Surveillance and information operations continue respectively to reveal and spin the current state of Russia's slow re-engorgement of Ukraine. A Russian artillerist's Vkontakte posts demonstrate how difficult controlling information can be, even in military units: "All night we pounded Ukraine," he writes, sharing pictures of his battery firing from Russian territory. And these don't seem the posts of some dissident, but rather the happy over-sharing of a proud (if simple) soldier. This suggests the current futility of traditional censorship, whether it take the form of an MVD RFP for Tor anonymity-breaching technology (Snowden take note) or Iraqi net filtering (driving people to Firechat). Throw in a Florida State University demo of how easy it is to geolocate people's pets ("cat-stalking," Naked Security calls it) and one is reluctantly moved to skepticism concerning privacy, too.

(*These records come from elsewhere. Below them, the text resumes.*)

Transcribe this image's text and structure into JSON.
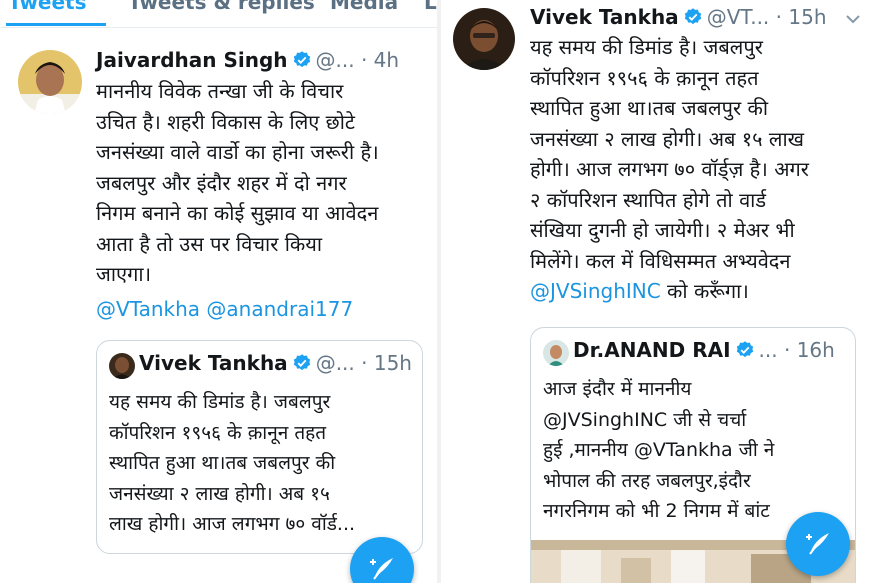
{
  "tabs": [
    {
      "label": "Tweets",
      "active": true
    },
    {
      "label": "Tweets & replies",
      "active": false
    },
    {
      "label": "Media",
      "active": false
    },
    {
      "label": "L",
      "active": false
    }
  ],
  "left_tweet": {
    "name": "Jaivardhan Singh",
    "handle": "@...",
    "separator": "·",
    "time": "4h",
    "lines": [
      "माननीय विवेक तन्खा जी के विचार",
      "उचित है। शहरी विकास के लिए छोटे",
      "जनसंख्या वाले वार्डो का होना जरूरी है।",
      "जबलपुर और इंदौर शहर में दो नगर",
      "निगम बनाने का कोई सुझाव या आवेदन",
      "आता है तो उस पर विचार किया",
      "जाएगा।"
    ],
    "mentions": [
      "@VTankha",
      "@anandrai177"
    ],
    "quote": {
      "name": "Vivek Tankha",
      "handle": "@...",
      "separator": "·",
      "time": "15h",
      "lines": [
        "यह समय की डिमांड है। जबलपुर",
        "कॉपरिशन १९५६ के क़ानून तहत",
        "स्थापित हुआ था।तब जबलपुर की",
        "जनसंख्या २ लाख होगी। अब १५",
        "लाख होगी। आज लगभग ७० वॉर्ड..."
      ]
    }
  },
  "right_tweet": {
    "name": "Vivek Tankha",
    "handle": "@VT...",
    "separator": "·",
    "time": "15h",
    "lines": [
      "यह समय की डिमांड है। जबलपुर",
      "कॉपरिशन १९५६ के क़ानून तहत",
      "स्थापित हुआ था।तब जबलपुर की",
      "जनसंख्या २ लाख होगी। अब १५ लाख",
      "होगी। आज लगभग ७० वॉर्ड्ज़ है। अगर",
      "२ कॉपरिशन स्थापित होगे तो वार्ड",
      "संखिया दुगनी हो जायेगी। २ मेअर भी",
      "मिलेंगे। कल में विधिसम्मत अभ्यवेदन"
    ],
    "last_line_mention": "@JVSinghINC",
    "last_line_rest": " को करूँगा।",
    "quote": {
      "name": "Dr.ANAND RAI",
      "handle": "...",
      "separator": "·",
      "time": "16h",
      "lines": [
        "आज इंदौर में माननीय",
        "@JVSinghINC जी से चर्चा",
        "हुई ,माननीय @VTankha जी ने",
        "भोपाल की तरह जबलपुर,इंदौर",
        "नगरनिगम को भी 2 निगम में बांट"
      ]
    }
  },
  "colors": {
    "accent": "#1da1f2",
    "mention": "#1b95e0",
    "muted": "#657786"
  }
}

Researchers track ransomware's evolution into more sophisticated forms. Some moderately good news on this front, however, comes from Sophos, which offers a guide to getting out from under the "FBI Lock" ransomware without paying off the hoods.
Observers watch for signs of negative market reaction to the European Central Bank hack. Others note this extortion attempt provides an object lesson in the risk the compromise of even a low-level database carries.
The Emmental banking malware campaign exploits two-factor authentication, intercepting session tokens transmitted to users by SMS.
The MailPoet WordPress plug-in, still widely unpatched, is still widely exploited.
Data breaches prove costly: Sony settles for $15M; the University of Maryland pays $2.6M for victims' credit monitoring.